Gregor was generally regarded as the best teacher in my department. After I explained my issue, he invited me to lunch to talk about teaching. I don't recall much of what we discussed that day, but there were many more lunches over the next several years. One thing for sure is that Gregor introduced me to the AAPT and to the existence of literature on physics education. I attended my first AAPT conference at U. Nebraska, Lincoln, in the summer of 1998.

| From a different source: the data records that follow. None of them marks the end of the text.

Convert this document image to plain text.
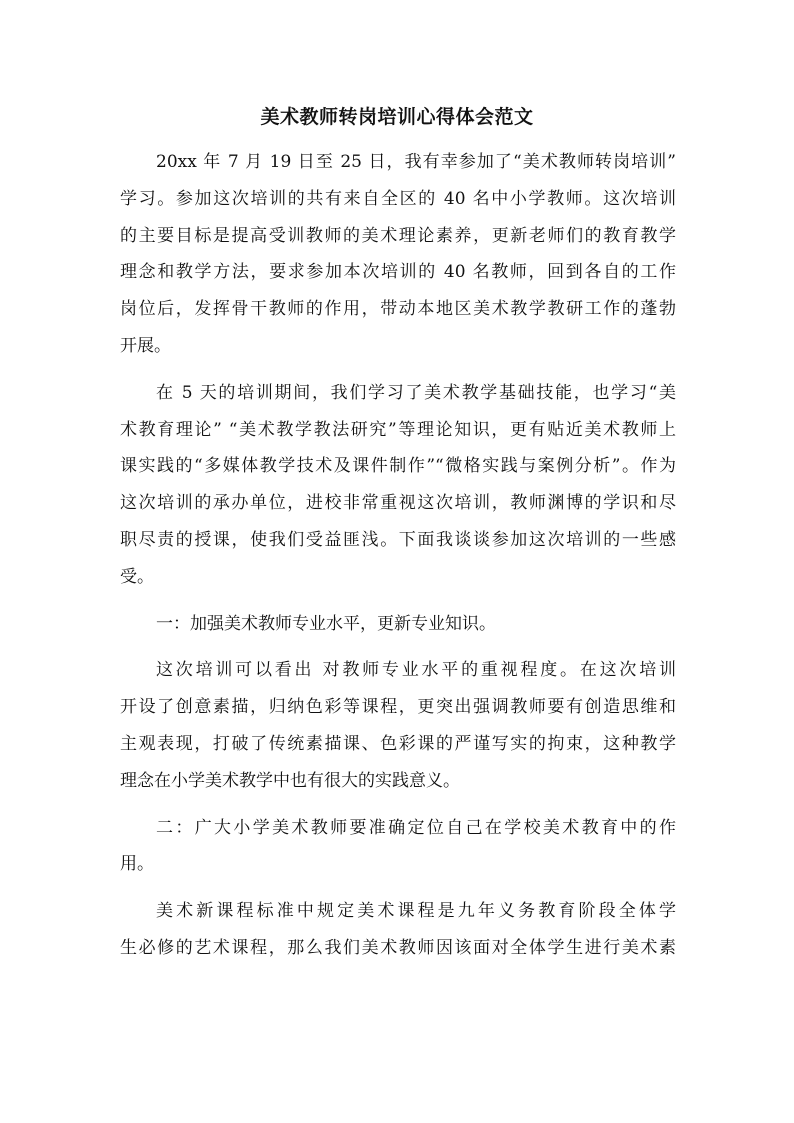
美术教师转岗培训心得体会范文
20xx 年 7 月 19 日至 25 日，我有幸参加了“美术教师转岗培训”
学习。参加这次培训的共有来自全区的 40 名中小学教师。这次培训
的主要目标是提高受训教师的美术理论素养，更新老师们的教育教学
理念和教学方法，要求参加本次培训的 40 名教师，回到各自的工作
岗位后，发挥骨干教师的作用，带动本地区美术教学教研工作的蓬勃
开展。
在 5 天的培训期间，我们学习了美术教学基础技能，也学习“美
术教育理论” “美术教学教法研究”等理论知识，更有贴近美术教师上
课实践的“多媒体教学技术及课件制作”“微格实践与案例分析”。作为
这次培训的承办单位，进校非常重视这次培训，教师渊博的学识和尽
职尽责的授课，使我们受益匪浅。下面我谈谈参加这次培训的一些感
受。
一：加强美术教师专业水平，更新专业知识。
这次培训可以看出 对教师专业水平的重视程度。在这次培训
开设了创意素描，归纳色彩等课程，更突出强调教师要有创造思维和
主观表现，打破了传统素描课、色彩课的严谨写实的拘束，这种教学
理念在小学美术教学中也有很大的实践意义。
二：广大小学美术教师要准确定位自己在学校美术教育中的作
用。
美术新课程标准中规定美术课程是九年义务教育阶段全体学
生必修的艺术课程，那么我们美术教师因该面对全体学生进行美术素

Since 1998, I've attended the vast majority of AAPT's national meetings. AAPT has become a second home for me in the sense that it provides a wide network of people I knowpeople with whom I share interests and can work productively. I started out as a friend and then became a member of two area committees: Computers in Physics Education and the Instructional Media Committee. Never heard of those? That's because in around 2001, during my first term as chair of the IMC, I worked with Bill Ploughe (then Chair of CIPE) to merge the two committees, forming what is now the Committee on Educational Technologies (CET). I'm not sure, but I think it may be the only area committee merger in AAPT history. Since then, I've been a member and occasional chair of both the CET and the Committee on Physics in Undergraduate Education. These positions helped me expand my network within AAPT and motivated me to serve my campus in similar ways. I've joined (and chaired) technology committees at the school, campus, and university levels and served as both chair of my department and Associate Dean for Undergraduate Programs.

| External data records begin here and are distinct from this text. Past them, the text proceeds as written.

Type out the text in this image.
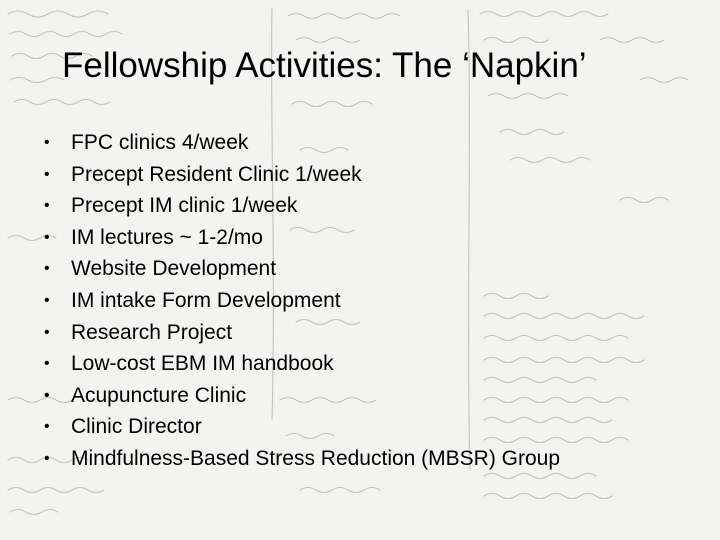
Fellowship Activities: The ‘Napkin’
• FPC clinics 4/week
• Precept Resident Clinic 1/week
• Precept IM clinic 1/week
• IM lectures ~ 1-2/mo
• Website Development
• IM intake Form Development
• Research Project
• Low-cost EBM IM handbook
• Acupuncture Clinic
• Clinic Director
• Mindfulness-Based Stress Reduction (MBSR) Group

As a faculty member, we are expected to teach, provide service, and, of course, engage in scholarship. Initially, my scholarship focused on magnetic materials and remained largely separate from my teaching. However, after several years of lunch with Gregor, we started translating what we had done in the classroom into a well-defined pedagogical system: Just-in-Time Teaching (JiTT). Working with collaborators (many in AAPT), we published two books, more than a dozen articles and chapters, and gave hundreds of talks. Over time, and as part of taking the aforementioned administrative roles, I shifted the focus of my scholarship entirely to physics education, particularly on the use of technology in education. In addition to the work on JiTT, I’ve published on the use of online forums to encourage student-to-student communication, teaching remotely during the COVID pandemic, and incorporating computational methods into the undergraduate physics curriculum (thanks to my PICUP colleagues!).

Overall, AAPT has been a central part of my professional life. The people I've met through AAPT have been among my most valued collaborators. I can't name them all here, but they know who they are! Finally, no summary of my interest in teaching would be complete without acknowledging my students. Without students, there is no teaching. Thanks to all who have learned from me over the years.